Como já se esperava, a presidente do Brasil foi deposta pelo senado. Toda a gente no Brasil tem opinião, mas parece que fora do Brasil também. O que aconteceu? Não, não foi o golpe de Estado de uma classe reaccionária contra um governo do povo e das minorias. Mas também não foi a rejeição pela parte sã do país de um governo demagógico e corrupto. Foi outra coisa: um realinhamento de forças nas câmaras legislativas, suscitado pela maior recessão económica das últimas décadas e pelo maior escândalo de corrupção de sempre. Que diz isso sobre a democracia no Brasil?
O que importa neste caso não é o que aconteceu, mas o modo como aconteceu. Dilma Rousseff não foi derrubada na rua, por soldados ou por manifestantes. Caiu onde devia cair, nas câmaras legislativas, num processo que o Supremo Tribunal Federal julgou regular. Para alguns dos seus fãs, dentro e fora do Brasil, isso parece não fazer diferença. Mas faz toda a diferença. As formalidades foram respeitadas e Dilma pôde defender-se das acusações. É assim uma democracia, embora possamos não gostar do resultado.

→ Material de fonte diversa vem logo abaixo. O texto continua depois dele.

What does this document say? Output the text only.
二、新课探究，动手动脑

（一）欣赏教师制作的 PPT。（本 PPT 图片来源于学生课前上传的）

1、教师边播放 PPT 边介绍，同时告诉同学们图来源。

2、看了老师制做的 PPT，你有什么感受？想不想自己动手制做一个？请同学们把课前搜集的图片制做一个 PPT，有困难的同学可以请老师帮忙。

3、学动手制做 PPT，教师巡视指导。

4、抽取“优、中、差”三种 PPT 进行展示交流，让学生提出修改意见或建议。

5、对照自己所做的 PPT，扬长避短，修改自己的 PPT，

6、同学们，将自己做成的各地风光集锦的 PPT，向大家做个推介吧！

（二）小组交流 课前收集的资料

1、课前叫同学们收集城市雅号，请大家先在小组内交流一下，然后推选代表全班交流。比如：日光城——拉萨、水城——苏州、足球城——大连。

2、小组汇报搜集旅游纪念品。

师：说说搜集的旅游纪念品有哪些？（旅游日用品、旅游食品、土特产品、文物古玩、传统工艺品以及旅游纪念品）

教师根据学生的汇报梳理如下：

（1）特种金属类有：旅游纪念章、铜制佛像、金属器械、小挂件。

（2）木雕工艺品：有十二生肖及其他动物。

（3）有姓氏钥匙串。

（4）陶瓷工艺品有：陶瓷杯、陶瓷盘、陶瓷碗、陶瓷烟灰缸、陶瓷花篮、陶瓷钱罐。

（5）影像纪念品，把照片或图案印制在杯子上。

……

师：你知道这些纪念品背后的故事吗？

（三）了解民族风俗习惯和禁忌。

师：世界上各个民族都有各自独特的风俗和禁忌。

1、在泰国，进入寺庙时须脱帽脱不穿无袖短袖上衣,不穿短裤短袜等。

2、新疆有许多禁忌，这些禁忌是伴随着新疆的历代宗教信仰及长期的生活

Há quem diga: as acusações contra Dilma não deviam bastar para depor um presidente. Mas bastaram. O sistema brasileiro é assim. O presidente da república, eleito por sufrágio universal, é o chefe do poder executivo, mas precisa de uma maioria no congresso para governar. Dilma perdeu essa maioria, e formou-se uma maioria contrária, que invocou as “pedaladas fiscais” para a destituir. Se fosse na Europa, dir-se-ia que Dilma caiu por falta de apoio no parlamento (61 votos contra 21 no Senado).
Não é a primeira vez que isso acontece. Em 1992, Fernando Collor de Melo tombou desse modo, como aliás ele próprio lembrou há dias. O PT de Dilma fez parte da coligação parlamentar que demitiu Collor, e tentou depois fazer o mesmo aos presidentes Itamar Franco e Fernando Henrique Cardoso. É assim que, entre eleições presidenciais, mudam os governos no Brasil. Só agora é que o PT descobriu que era “golpe“. Mas Dilma não foi eleita directamente por uma maioria? Foi, mas essa maioria era formada por partidos que agora estão contra ela, como o PMDB. Já não existe.

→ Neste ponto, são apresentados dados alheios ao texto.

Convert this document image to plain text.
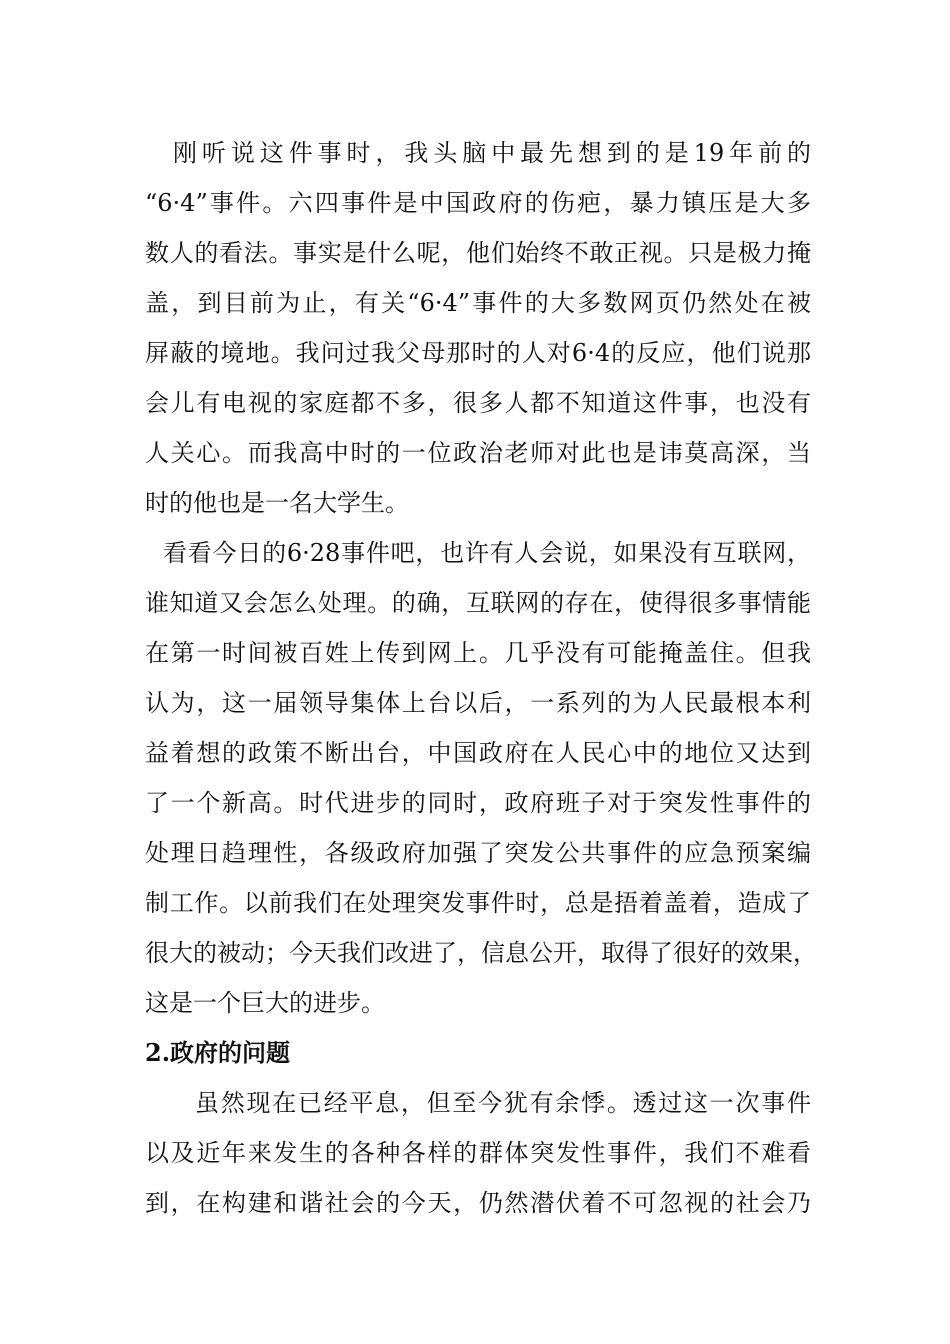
刚听说这件事时，我头脑中最先想到的是19年前的
“6·4”事件。六四事件是中国政府的伤疤，暴力镇压是大多
数人的看法。事实是什么呢，他们始终不敢正视。只是极力掩
盖，到目前为止，有关“6·4”事件的大多数网页仍然处在被
屏蔽的境地。我问过我父母那时的人对6·4的反应，他们说那
会儿有电视的家庭都不多，很多人都不知道这件事，也没有
人关心。而我高中时的一位政治老师对此也是讳莫高深，当
时的他也是一名大学生。
看看今日的6·28事件吧，也许有人会说，如果没有互联网，
谁知道又会怎么处理。的确，互联网的存在，使得很多事情能
在第一时间被百姓上传到网上。几乎没有可能掩盖住。但我
认为，这一届领导集体上台以后，一系列的为人民最根本利
益着想的政策不断出台，中国政府在人民心中的地位又达到
了一个新高。时代进步的同时，政府班子对于突发性事件的
处理日趋理性，各级政府加强了突发公共事件的应急预案编
制工作。以前我们在处理突发事件时，总是捂着盖着，造成了
很大的被动；今天我们改进了，信息公开，取得了很好的效果，
这是一个巨大的进步。
2.政府的问题
虽然现在已经平息，但至今犹有余悸。透过这一次事件
以及近年来发生的各种各样的群体突发性事件，我们不难看
到，在构建和谐社会的今天，仍然潜伏着不可忽视的社会乃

O congresso brasileiro é um xadrez de partidos relativamente pequenos em termos europeus. O PT teve apenas 14% dos votos na última eleição da Câmara dos Deputados. Com Lula da Silva, conseguiu compor coligações que lhe deram o poder durante 13 anos, como pólo alternativo às alianças encabeçadas pelo PSDB de Fernando Henrique Cardoso. É curiosa, por isso, a acusação de que os novos governantes são “misóginos”, “homofóbicos” e “racistas”, porque foi com esses mesmos misóginos, homofóbicos e racistas que o PT governou durante 13 anos.
A maioria de Lula viveu do boom das matérias primas, mas também, segundo a Operação Lava Jato, da corrupção com que os seus chefes compraram aliados e cúmplices. Não resistiu, assim, ao fim do boom e à desmontagem judicial da corrupção. Este ano, o único sentido do governo de Dilma já só parecia ser o de proteger os dirigentes do PT inquiridos pela justiça, a começar por Lula.
As democracias não são os regimes onde nunca há governantes corruptos ou abusadores: são aqueles onde as instituições podem sancionar esses governantes, como aconteceu a Richard Nixon nos EUA, em 1974. As democracias também não são os regimes que nunca proporcionam motivos de indignação, mas aqueles onde o protesto pode e deve ser mantido dentro da legalidade. Para alguns conservadores americanos, como Patrick Buchanan, Watergate foi um “golpe de Estado”. Mas não vieram para “a rua”. Tudo depende agora da liderança do PT. Vai usar este caso para tentar deslegitimar o regime entre os seus activistas e eleitores? É essa, nesse momento, a dúvida sobre a democracia no Brasil.